Network Anomaly Detection

Network Anomaly Detection using HDBSCAN and AutoEncoder, Feature Engineering

Starting my career

Finishing my military service as Korea National Police Agency Auxiliary Police, based on the experience in deep learning by taking NanoDegree courses, I started my research internship in Hongik University. I started my project in network anomaly detection immediately. As this was my first experience in data science and machine learning This is my first off-class data science/machine learning experience. At that time, my early experiences were quite challenging because I was now in my second year, even after two years of not properly handling computers in the military. I still remember staying alone in the lab every day and staying up all night. Since network packet analysis, network security, and technological research were all new experiences for me at the time, I recall attempting to comprehend and obtain results while working extremely hard. Ironically, when I look back on those days, I believe I was joyful at the time. For the first time, I started to be passionate about research by conducting creative tasks such as technology research.

Review on NAD

Project started as a competition for network packet anomaly detection using artificial intelligence. However, when I joined the lab, there was only 1 week remaining for the competition, and therefore instead of aiming for competition, we planned to begin research into creating a new model, and applying it for one of our government tasks that needed network anomaly detection as part of the whole system of security for South Korea's education system.
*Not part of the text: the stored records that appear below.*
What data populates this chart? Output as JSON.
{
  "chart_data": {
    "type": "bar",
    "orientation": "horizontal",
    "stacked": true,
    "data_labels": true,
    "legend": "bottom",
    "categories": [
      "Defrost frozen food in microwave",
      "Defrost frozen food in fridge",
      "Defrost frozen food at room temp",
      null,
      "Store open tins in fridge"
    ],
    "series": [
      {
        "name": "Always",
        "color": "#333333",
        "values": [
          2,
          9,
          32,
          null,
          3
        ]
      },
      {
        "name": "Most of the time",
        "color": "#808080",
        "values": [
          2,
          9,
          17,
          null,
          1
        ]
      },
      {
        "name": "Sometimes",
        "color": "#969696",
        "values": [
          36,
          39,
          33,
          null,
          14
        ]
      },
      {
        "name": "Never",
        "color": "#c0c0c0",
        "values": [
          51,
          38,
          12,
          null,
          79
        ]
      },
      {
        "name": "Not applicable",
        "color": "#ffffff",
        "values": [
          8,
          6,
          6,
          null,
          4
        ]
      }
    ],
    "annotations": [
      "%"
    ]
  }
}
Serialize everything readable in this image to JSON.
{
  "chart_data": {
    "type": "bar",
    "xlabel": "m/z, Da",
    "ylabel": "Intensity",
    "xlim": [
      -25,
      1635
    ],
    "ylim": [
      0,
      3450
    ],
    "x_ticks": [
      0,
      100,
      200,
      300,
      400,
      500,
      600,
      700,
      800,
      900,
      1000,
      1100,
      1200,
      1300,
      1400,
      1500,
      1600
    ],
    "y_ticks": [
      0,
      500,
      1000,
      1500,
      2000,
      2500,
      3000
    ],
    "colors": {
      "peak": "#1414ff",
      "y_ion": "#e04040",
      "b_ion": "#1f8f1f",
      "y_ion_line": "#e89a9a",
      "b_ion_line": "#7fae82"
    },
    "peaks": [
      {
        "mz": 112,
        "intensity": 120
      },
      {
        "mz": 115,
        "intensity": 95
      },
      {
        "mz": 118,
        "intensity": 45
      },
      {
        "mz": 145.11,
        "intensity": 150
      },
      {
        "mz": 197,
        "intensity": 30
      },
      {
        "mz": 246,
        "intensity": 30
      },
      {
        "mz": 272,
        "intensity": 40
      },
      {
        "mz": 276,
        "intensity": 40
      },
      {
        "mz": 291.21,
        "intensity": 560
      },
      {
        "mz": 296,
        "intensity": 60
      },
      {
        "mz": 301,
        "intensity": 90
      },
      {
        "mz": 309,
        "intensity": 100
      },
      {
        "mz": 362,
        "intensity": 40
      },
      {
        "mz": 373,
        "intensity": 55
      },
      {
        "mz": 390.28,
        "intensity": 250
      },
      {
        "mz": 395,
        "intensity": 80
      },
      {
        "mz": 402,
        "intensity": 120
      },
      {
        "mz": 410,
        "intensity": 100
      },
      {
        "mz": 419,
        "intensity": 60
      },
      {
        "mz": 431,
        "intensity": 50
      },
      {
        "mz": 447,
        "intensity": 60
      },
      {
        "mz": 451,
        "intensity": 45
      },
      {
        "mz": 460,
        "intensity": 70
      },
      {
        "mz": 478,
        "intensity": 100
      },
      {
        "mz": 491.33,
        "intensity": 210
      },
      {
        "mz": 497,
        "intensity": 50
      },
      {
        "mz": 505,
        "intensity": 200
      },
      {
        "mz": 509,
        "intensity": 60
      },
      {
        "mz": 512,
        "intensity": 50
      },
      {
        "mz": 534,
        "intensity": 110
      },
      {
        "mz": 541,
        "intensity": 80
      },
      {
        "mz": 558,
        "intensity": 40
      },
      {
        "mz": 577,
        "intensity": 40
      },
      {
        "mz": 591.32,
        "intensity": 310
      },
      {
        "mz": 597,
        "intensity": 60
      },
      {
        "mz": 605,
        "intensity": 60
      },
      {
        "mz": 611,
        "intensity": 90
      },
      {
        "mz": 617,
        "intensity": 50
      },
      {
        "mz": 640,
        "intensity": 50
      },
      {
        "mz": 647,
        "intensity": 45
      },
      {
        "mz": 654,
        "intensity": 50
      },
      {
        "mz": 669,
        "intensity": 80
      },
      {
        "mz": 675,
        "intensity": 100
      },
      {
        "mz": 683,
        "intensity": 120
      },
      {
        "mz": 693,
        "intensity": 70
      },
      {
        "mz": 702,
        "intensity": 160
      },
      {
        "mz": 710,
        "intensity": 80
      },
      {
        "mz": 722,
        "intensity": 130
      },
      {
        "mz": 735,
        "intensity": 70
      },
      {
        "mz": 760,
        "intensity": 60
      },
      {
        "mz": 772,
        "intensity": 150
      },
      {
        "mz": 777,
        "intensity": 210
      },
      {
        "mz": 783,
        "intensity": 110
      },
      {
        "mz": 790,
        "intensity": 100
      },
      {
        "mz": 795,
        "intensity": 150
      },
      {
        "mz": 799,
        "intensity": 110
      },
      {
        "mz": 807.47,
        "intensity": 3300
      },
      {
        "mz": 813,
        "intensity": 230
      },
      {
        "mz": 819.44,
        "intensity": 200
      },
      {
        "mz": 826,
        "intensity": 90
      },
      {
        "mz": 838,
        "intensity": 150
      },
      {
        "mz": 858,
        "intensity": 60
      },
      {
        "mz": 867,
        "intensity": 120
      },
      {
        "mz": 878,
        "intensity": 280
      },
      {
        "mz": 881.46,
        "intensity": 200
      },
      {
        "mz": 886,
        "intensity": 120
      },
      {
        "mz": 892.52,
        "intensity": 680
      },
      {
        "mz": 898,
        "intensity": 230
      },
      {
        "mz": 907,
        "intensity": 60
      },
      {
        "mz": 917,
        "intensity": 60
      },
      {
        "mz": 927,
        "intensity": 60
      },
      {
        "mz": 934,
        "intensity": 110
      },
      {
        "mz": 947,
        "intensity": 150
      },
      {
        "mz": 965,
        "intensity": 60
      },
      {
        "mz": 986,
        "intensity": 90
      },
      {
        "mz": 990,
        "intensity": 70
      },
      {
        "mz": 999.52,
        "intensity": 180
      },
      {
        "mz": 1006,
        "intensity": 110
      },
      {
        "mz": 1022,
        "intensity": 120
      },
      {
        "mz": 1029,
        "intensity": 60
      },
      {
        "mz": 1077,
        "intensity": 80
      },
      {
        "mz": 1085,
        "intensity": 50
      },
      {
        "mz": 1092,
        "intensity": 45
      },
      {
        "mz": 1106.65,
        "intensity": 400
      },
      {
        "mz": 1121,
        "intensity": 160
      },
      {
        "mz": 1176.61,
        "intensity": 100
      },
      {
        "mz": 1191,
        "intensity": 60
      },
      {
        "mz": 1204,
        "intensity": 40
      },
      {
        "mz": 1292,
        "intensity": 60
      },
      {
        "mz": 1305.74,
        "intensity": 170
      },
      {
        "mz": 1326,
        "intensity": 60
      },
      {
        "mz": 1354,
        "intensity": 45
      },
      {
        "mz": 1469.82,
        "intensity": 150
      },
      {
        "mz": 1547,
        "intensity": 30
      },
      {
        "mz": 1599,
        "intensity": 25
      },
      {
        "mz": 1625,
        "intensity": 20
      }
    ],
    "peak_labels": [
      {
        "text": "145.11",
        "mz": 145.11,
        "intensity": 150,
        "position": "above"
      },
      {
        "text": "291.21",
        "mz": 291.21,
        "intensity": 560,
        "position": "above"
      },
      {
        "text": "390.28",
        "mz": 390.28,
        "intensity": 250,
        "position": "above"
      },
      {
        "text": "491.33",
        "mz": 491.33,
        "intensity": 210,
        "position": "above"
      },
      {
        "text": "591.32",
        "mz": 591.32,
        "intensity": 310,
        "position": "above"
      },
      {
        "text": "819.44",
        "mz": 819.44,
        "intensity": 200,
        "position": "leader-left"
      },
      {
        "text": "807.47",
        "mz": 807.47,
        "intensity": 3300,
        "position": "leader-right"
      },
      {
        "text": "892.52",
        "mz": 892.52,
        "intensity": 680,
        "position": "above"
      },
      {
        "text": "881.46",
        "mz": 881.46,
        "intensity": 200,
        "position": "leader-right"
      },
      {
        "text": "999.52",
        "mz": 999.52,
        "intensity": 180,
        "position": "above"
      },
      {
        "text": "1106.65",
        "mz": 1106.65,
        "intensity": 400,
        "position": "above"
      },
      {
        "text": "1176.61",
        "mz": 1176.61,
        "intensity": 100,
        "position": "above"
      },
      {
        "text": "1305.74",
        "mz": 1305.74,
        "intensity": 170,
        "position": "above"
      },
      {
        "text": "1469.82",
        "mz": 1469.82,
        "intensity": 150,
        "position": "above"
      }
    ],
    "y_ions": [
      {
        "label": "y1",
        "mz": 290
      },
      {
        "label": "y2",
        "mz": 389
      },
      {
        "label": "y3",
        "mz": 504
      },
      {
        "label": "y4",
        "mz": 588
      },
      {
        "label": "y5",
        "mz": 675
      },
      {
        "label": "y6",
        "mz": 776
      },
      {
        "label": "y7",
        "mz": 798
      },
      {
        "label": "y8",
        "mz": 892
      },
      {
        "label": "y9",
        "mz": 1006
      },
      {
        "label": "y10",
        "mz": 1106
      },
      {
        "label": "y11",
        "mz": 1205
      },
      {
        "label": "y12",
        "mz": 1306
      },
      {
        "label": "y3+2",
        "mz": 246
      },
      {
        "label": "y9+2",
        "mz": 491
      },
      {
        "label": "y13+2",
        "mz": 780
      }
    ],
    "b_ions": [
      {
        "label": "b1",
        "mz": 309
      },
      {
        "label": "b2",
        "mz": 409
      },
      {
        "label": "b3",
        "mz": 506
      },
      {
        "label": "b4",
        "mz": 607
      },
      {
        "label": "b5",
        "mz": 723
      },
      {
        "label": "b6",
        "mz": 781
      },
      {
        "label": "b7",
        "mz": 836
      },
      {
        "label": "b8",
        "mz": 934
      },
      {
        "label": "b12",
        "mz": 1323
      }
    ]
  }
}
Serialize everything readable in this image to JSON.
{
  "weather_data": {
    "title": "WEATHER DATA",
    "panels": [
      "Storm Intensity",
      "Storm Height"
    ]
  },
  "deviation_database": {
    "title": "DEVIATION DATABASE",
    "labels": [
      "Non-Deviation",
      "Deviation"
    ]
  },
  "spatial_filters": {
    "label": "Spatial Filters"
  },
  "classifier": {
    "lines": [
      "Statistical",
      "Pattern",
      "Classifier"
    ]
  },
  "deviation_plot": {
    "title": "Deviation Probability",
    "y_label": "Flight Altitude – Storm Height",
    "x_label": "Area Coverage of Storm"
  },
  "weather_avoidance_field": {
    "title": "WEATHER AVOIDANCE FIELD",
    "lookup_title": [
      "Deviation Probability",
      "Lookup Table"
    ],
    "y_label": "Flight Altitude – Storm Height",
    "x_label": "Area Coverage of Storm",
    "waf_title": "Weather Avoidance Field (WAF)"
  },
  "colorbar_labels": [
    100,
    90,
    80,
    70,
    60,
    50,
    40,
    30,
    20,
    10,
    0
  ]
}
Our project had four main attack of interest, which were DDoS, DoS, BruteForce, and Portscan. Since all four attacks were related to number of change in port number change in ip address, features were first manually extracted using these informations. However, since security required near-perfect accuracy, I had to find a new approach. At that time, I had never studied latent space, and there were no people to help me with the study of network packet anomaly detection, so it took a long time to find an autoencoder-based method. But in the end, I found a way through research, and finally, I was able to get over 98% accuracy using hdbscan and autoencoder. Resulting model lacked in terms of novelty so it wasn't published as research paper, but it was registered as part of the national project.